The fierce protectiveness in my own voice surprised me. When had her problem become my mission? When had Katherine Lord become someone I'd go to war for?

"Goodnight, Code."

"Goodnight, Katherine."

I watched her drive away, taillights disappearing down the empty street. Then I went back upstairs and dove into the code with renewed focus.

The malware pattern was starting to emerge. Whoever built this had military training, I was certain now. The structure was too clean, too efficient. And they'd used a custom encryption protocol that looked familiar.

I pulled up my old case files from Fort Gordon. Cross-referenced the encryption signature against known threat actors.

There.

A match. Not perfect, but close enough to narrow the suspect pool.

My phone buzzed. Text from Katherine.

KATHERINE: Made it back safe.

I typed back immediately. Good. Sleep well.
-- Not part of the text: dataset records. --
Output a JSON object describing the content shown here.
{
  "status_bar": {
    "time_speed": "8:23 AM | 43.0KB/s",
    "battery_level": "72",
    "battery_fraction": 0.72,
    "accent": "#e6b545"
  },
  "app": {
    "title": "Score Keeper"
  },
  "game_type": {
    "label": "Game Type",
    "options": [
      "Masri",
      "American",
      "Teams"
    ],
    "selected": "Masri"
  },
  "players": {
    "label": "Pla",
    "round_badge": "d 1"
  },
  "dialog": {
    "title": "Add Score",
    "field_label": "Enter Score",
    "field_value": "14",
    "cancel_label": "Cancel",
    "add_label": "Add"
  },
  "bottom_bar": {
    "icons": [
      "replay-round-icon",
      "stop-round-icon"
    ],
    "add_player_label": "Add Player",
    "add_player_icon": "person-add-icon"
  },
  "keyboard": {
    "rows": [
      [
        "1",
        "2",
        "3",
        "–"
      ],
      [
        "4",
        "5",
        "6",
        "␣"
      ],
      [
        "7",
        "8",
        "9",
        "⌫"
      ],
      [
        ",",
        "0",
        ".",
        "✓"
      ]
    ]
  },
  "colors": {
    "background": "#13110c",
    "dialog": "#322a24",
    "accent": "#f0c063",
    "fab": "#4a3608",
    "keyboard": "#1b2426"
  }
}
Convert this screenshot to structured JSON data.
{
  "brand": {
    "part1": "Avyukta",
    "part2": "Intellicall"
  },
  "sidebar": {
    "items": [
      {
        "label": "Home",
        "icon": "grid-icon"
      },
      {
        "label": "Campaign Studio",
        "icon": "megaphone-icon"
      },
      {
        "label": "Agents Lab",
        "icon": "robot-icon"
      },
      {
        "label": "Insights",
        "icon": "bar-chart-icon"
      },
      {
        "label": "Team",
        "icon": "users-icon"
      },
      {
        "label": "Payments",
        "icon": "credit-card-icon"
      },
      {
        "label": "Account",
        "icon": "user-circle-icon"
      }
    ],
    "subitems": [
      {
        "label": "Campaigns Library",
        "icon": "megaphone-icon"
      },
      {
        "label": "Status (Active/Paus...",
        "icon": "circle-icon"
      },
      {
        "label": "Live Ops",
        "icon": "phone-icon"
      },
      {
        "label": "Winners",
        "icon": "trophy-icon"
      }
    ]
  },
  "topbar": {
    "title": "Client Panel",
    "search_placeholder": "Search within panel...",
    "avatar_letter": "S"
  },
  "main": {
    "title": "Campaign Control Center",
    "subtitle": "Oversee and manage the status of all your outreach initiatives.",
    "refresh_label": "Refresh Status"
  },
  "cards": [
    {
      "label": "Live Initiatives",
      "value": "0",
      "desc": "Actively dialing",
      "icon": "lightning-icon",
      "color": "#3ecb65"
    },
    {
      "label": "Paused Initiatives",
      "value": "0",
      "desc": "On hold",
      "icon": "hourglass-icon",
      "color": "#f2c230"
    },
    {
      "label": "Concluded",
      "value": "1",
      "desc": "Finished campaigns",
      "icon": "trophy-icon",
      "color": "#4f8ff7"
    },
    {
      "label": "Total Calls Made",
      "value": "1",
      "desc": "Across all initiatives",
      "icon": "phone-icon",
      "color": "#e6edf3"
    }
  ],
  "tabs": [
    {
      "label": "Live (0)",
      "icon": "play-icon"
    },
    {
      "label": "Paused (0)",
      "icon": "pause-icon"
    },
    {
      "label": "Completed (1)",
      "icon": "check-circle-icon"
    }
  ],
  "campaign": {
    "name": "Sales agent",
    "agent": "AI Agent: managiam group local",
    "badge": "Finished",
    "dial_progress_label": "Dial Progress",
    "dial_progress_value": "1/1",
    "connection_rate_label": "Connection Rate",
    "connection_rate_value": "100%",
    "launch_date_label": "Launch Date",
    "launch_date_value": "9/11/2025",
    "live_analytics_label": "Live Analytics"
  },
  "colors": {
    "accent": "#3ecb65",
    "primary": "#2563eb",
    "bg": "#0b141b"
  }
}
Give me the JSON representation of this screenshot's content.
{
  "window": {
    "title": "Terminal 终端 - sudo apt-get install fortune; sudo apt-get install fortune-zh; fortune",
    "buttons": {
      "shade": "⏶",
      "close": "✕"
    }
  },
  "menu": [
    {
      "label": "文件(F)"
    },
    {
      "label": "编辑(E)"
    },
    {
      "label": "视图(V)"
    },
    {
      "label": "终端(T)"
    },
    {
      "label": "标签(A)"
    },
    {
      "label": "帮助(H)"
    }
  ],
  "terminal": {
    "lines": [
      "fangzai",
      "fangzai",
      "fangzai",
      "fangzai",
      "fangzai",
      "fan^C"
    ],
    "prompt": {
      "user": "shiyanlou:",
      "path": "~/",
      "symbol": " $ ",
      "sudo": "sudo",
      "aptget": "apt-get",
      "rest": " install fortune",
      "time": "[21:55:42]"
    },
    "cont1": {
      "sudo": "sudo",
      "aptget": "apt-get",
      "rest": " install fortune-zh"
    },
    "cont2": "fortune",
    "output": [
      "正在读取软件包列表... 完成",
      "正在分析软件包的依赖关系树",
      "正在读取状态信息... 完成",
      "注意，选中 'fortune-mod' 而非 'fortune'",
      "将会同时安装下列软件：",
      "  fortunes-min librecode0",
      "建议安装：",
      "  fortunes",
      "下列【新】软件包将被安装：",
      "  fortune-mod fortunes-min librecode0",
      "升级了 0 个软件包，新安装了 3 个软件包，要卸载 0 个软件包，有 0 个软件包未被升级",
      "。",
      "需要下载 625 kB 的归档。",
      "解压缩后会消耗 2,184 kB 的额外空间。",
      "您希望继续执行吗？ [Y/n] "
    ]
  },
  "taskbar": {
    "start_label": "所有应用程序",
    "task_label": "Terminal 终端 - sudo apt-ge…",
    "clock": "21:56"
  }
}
KATHERINE: You too. Eventually.

CODE: Eventually.

I set down my phone and stared at the screens. The case was coming together. Pieces falling into place. But my mind kept wandering back to Katherine on that couch, controller in hand, genuinely happy for the first time since I'd met her.

The way she'd opened up about her loneliness. The way she'd listened when I talked about Ukraine, really listened. The way she'd seen through my careful words to understand what I couldn't say directly.

The way her hand had felt in mine.

This was dangerous territory. She was a client. She was dealing with a crisis. She'd be gone in a few weeks, either back to LA for filming or fleeing the wreckage of her career.

Either way, she'd leave Jasper Creek. Leave me here, still trying to figure out who Code Drakos was without the Army.

But for now, for tonight, I had a mission. Find the threat. Eliminate it. Protect Katherine Lord.

The rest could wait.

I pulled up the network logs and dove back in. Somewhere in this digital maze was the person who was trying to destroy her. And I was going to find them.

My phone buzzed again. Another text from Katherine.

KATHERINE: Thank you for tonight. For listening. For seeing me.

I stared at the message for a long moment. Then typed back.

CODE: Thank you for trusting me with the real you. Sleep well, Katherine.

Her response came fast.

KATHERINE: Thank you for trusting me too. Then: Sleep well, Code.

Just three words, but they hit harder than they should have.

I set the phone face-down on the desk and forced myself to focus on the screens. But her words echoed in my head, mixing with the memory of her laugh, the feeling of her hand in mine, the way she'd looked at me like I mattered.

Like the choices I'd made, the rules I'd bent, the career I'd sacrificed, all of it mattered because I'd done the right thing even when it cost me.

This case was getting complicated in ways that had nothing to do with malware or deepfakes.

And I was beginning to think that maybe, just maybe, that wasn't entirely a bad thing.